Over the next several weeks, we reenact this scene again and again. We try bourbon, incense and slow massage. I use my hand and my mouth. But no matter our mood or our technique, nothing happens. "I feel like an amputee with a phantom limb," complains Sam. "I can still sense what it's supposed to do."
After these failed sessions, Sam falls immediately into a deep sleep, as if exhausted by his labors. But it is a troubled sleep, punctuated with turnings and rumblings. I lie awake and stare at the white ceiling. I, too, am troubled. I am in shock to lose the power I first discovered at age 13 when I slow-danced with Neal Yanofsky at his bar mitzvah party, surprised to find a stick pressing against my leg. Now that my husband can no longer get it up, I too have lost my prowess, at least around him -- the ability to dramatically alter male physics by my mere proximity.

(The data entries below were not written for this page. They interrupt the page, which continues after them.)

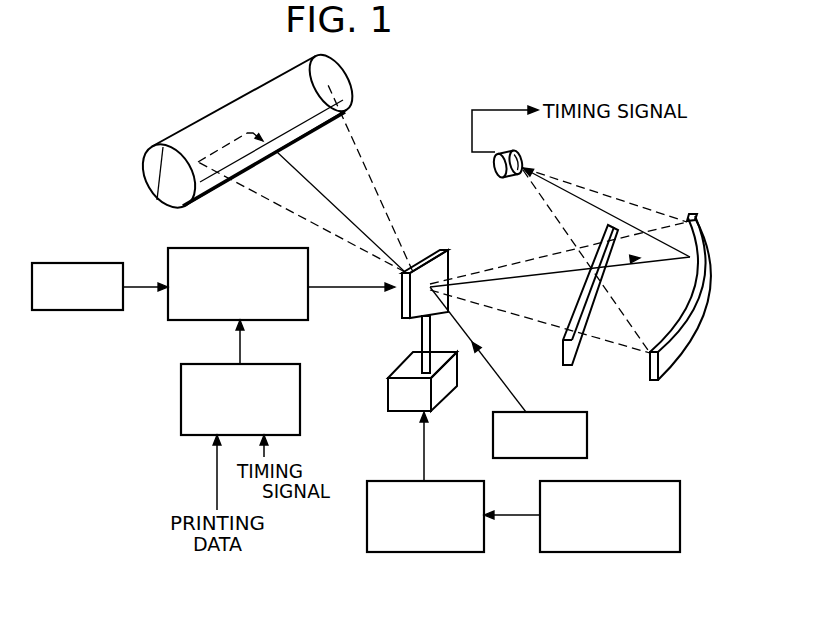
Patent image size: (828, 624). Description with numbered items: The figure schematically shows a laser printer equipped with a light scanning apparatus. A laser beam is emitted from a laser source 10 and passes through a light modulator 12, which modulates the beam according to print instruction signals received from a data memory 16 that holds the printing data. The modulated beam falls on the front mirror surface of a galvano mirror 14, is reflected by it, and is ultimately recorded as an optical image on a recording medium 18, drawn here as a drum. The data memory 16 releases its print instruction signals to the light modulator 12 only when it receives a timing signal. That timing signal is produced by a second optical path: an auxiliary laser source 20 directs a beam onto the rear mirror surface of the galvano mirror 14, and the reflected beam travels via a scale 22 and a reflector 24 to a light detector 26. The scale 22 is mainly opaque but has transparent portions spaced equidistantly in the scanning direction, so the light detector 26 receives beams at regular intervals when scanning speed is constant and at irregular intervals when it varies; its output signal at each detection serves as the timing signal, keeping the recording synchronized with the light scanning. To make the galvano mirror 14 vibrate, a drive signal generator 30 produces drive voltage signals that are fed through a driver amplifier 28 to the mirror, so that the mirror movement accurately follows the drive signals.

The laser source 10 is at (82, 310).
The light modulator 12 is at (278, 320).
The galvano mirror 14 is at (403, 318).
The data memory 16 is at (181, 420).
The recording medium 18 is at (350, 100).
The auxiliary laser source 20 is at (587, 442).
The scale 22 is at (568, 365).
The reflector 24 is at (670, 366).
The light detector 26 is at (492, 172).
The driver amplifier 28 is at (425, 552).
The drive signal generator 30 is at (613, 552).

We soon discover there is a whole industry devoted to penile hydraulics. First on our list, of course, is Viagra. Sam swallows the pill and we wait out the requisite 30 minutes for the medicine to take effect. Viagra works by relaxing the nerves, thereby indirectly increasing the arterial blood flow in the penis, a necessity for erections. Do our before-foreplay activities jinx things? I take a hot shower; he watches a shoot'em-up episode on TV. In any case, once we get in the sack and try to get things rolling, Sam suffers a massive sinus attack, which is related to one of Viagra's side effects. The medicine dilates the vessels in his nose, that secondary sexual organ, bringing up mucus, and making him sneeze a yellow, viscous fluid onto the sheets. It pools on the sheet like some cruel jokester's idea of fake come.
A call to a toll-free number and a prescription from Sam's HMO buy us a vacuum erection pump, called ErectAide. This arrives in its own green travel case, accompanied by an instructional video: "ErectAide allowed us to reclaim our sex lives," proclaims a trim, silver-templed gentleman. Beside him sits a smiling woman dressed in a sweater twin set.
Assembling the plastic cylinders and rubber suction rings intrigues Sam, an engineer by inclination if not by training. He fits one to the other and voilè! -- the cylindrical tube fits neatly around his genitalia. Standing with legs apart and knees slightly bent, he gingerly pumps the lever. I sit on the bed and scrutinize the procedure. After about 10 minutes, his penis stiffens and rises, an injured bird taking flight.